De modo que si seguimos estrictamente el hilo del razonamiento exigido por el planteamiento de Mejía deberíamos llegar a la laberíntica conclusión absurda de que los precolombinos independientemente de los cristianos ya habían arribado al concepto de Dios Creador a partir de una creatio ex nihilo. Y con ello nos preguntamos ¿quién resulta injertando más presupuestos cristianos en la tradición prehispánica: Mejía o yo? Mejía resulta siendo más papista que el Papa, y sin darse cuenta de los presupuestos y consecuencias metafísicas implícitas, no advierte todo lo que significa atribuir a Wiraqocha o Pachacamac los atributos de Creador.

Por el contrario, los precolombinos eran emanatistas porque advertían nítidamente en sus mitos el presupuesto metafísico implícito en todas las cosmogonías y teogonías ancestrales: la lucha del orden contra el caos original. Un dualismo básico y muy congruente con su expresión filosófica griega del nihil ex nihilo. Existe toda una dinámica y estructura de los mitos que permite entender los diversos universos míticos: el mito del drama de la salvación (Mesopotamia), el mito de la visión trágica del mundo (Grecia), el mito bíblico de la Caída (judeo-cristianismo) y el mito del alma desterrada (gnosticismo). Todos estos mitos son mitos del principio y del fin. A la luz de las evidencias míticas que han sobrevivido del mundo precolombino podemos admitir que tal dualismo metafísico está presente en sus mitos cosmogónicos y teogónicos, y que con divinidades similares a Naylamp y Pachacútec se hizo presente una variedad del mito de la visión trágica parecida al griego.

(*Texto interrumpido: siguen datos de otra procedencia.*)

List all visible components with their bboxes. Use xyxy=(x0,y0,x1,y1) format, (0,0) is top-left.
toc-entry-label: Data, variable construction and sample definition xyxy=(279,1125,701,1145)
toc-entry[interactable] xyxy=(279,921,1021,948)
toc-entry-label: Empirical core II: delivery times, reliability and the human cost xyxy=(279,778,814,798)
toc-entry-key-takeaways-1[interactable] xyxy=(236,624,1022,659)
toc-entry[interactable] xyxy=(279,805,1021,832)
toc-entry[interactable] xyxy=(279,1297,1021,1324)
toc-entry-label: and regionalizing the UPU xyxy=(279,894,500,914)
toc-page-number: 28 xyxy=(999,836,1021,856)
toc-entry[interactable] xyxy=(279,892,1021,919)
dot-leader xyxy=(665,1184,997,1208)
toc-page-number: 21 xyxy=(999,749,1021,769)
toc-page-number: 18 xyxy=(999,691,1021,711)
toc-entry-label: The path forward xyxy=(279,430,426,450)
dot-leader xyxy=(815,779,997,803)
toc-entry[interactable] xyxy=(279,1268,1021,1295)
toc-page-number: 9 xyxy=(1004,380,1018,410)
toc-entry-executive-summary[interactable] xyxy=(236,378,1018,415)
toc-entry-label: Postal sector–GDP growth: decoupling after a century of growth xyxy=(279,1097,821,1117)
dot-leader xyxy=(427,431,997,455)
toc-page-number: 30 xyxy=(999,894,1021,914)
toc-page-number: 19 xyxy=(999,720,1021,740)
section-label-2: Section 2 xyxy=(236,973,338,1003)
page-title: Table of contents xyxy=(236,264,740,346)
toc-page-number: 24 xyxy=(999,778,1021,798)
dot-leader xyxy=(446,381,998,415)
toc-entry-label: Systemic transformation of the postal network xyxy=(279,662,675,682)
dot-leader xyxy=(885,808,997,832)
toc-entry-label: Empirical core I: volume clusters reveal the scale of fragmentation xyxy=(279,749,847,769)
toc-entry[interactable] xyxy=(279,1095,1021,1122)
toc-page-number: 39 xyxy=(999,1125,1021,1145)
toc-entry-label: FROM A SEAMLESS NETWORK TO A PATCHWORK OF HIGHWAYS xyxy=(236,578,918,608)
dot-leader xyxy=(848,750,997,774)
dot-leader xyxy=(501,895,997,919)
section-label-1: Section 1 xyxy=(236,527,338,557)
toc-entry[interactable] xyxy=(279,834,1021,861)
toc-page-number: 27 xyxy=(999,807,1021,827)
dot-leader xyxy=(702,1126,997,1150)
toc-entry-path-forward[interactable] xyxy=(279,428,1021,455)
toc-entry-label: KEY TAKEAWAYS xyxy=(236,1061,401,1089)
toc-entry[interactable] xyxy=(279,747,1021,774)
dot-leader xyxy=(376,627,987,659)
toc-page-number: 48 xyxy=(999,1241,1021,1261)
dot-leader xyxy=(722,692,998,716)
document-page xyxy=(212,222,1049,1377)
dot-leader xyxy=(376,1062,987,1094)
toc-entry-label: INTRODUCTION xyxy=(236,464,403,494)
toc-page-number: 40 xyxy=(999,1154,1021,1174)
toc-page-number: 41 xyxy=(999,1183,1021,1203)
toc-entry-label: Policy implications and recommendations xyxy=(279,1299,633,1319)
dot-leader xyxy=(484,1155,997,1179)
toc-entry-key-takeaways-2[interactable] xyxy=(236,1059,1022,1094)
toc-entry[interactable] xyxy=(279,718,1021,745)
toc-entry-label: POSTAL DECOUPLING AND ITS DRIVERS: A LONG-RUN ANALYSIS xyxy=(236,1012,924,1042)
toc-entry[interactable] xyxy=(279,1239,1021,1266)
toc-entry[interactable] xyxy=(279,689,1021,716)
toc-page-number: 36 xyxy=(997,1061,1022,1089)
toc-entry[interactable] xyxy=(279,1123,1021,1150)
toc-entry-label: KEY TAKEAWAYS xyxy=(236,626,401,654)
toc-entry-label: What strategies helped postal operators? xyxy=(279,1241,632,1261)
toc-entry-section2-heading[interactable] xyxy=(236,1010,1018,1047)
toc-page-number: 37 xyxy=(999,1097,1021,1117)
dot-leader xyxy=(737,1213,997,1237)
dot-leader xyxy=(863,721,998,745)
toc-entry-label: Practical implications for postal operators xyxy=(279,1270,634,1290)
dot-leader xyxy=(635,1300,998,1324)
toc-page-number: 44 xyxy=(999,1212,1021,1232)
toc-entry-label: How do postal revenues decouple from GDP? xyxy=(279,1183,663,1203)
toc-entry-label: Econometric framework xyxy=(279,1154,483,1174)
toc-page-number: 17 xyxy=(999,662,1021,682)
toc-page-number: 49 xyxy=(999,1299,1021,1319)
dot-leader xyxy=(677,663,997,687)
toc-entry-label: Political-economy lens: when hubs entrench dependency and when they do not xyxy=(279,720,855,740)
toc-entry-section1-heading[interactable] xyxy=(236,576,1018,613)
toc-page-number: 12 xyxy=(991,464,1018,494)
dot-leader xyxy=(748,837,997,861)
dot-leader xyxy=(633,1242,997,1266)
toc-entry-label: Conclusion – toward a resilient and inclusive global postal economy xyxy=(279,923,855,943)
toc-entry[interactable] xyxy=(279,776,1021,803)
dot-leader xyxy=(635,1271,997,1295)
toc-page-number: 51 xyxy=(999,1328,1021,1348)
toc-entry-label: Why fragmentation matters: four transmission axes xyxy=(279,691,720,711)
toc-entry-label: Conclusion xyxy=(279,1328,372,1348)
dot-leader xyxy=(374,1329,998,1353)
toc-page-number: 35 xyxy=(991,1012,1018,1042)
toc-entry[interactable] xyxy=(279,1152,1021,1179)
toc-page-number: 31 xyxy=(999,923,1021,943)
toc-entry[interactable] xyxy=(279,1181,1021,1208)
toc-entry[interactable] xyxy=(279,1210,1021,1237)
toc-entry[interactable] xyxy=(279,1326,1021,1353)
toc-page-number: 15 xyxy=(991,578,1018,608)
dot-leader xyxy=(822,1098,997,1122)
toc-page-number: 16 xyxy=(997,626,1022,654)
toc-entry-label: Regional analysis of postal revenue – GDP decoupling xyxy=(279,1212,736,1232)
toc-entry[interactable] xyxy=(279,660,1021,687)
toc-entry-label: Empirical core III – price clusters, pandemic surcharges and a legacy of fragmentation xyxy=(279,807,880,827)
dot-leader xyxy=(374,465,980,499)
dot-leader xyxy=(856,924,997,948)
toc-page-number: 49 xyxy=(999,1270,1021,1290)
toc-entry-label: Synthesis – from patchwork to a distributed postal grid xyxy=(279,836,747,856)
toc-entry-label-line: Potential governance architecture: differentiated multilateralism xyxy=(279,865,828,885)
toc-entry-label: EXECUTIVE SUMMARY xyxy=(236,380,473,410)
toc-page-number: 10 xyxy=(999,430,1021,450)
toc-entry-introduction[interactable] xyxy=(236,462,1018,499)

Creo que Mario Mejía se encuentra excesivamente atrapado en una hermenéutica de la sospecha cuando interpreta los asuntos religiosos, le haría bien avanzar hacia una hermenéutica mitizante que permite entender que en el mito hay filosofía, que una hermenéutica desmitologizante es ciega sin una hermenéutica remitizante. Es a través de la hermenéutica espontánea y de la hermenéutica filosófica que se puede revivir la hermenéutica de lo sagrado. En este punto sería bueno recordar a los mitófobos que el mito tiene cuatro funciones fundamentales: 1. universaliza la experiencias, 2. establece tensión entre el principìo y el fin, por tanto es intrínsecamente escatológico, 3. investiga relaciones entre lo arquetípico y lo histórico, y 4. ejercita la especulación al explorar la ruptura entre lo ontológico y lo histórico. Hay el mito filosofante y la filosofía mitizante. La primera estimula la especulación y la segunda especula con los mitos de la religión. Es esta hermenéutica remitizante la que nos permite calificar el mundo espiritual prehispánico, y no sólo inka, como dualista, emanatista y mitocrática.

Este es el punto fundamental que quería destacar del comentario de Mejía Huamán. Su creacionismo no es sostenible, nos lleva hacia conclusiones absurdas e históricamente contrafácticas. Los otros puntos sobre la democracia, la escritura, la traducción de Kamay, el verdadero nombre de Pachakamac, la mentalidad pragmática de los inkas, entre otros, sin dejar de ser importantes son asuntos que prefiero remitirlos a lo dicho en mi libro FILOSOFÍA MITOCRÁTICA Y MITOCRATOLOGÍA (Lima, 2010).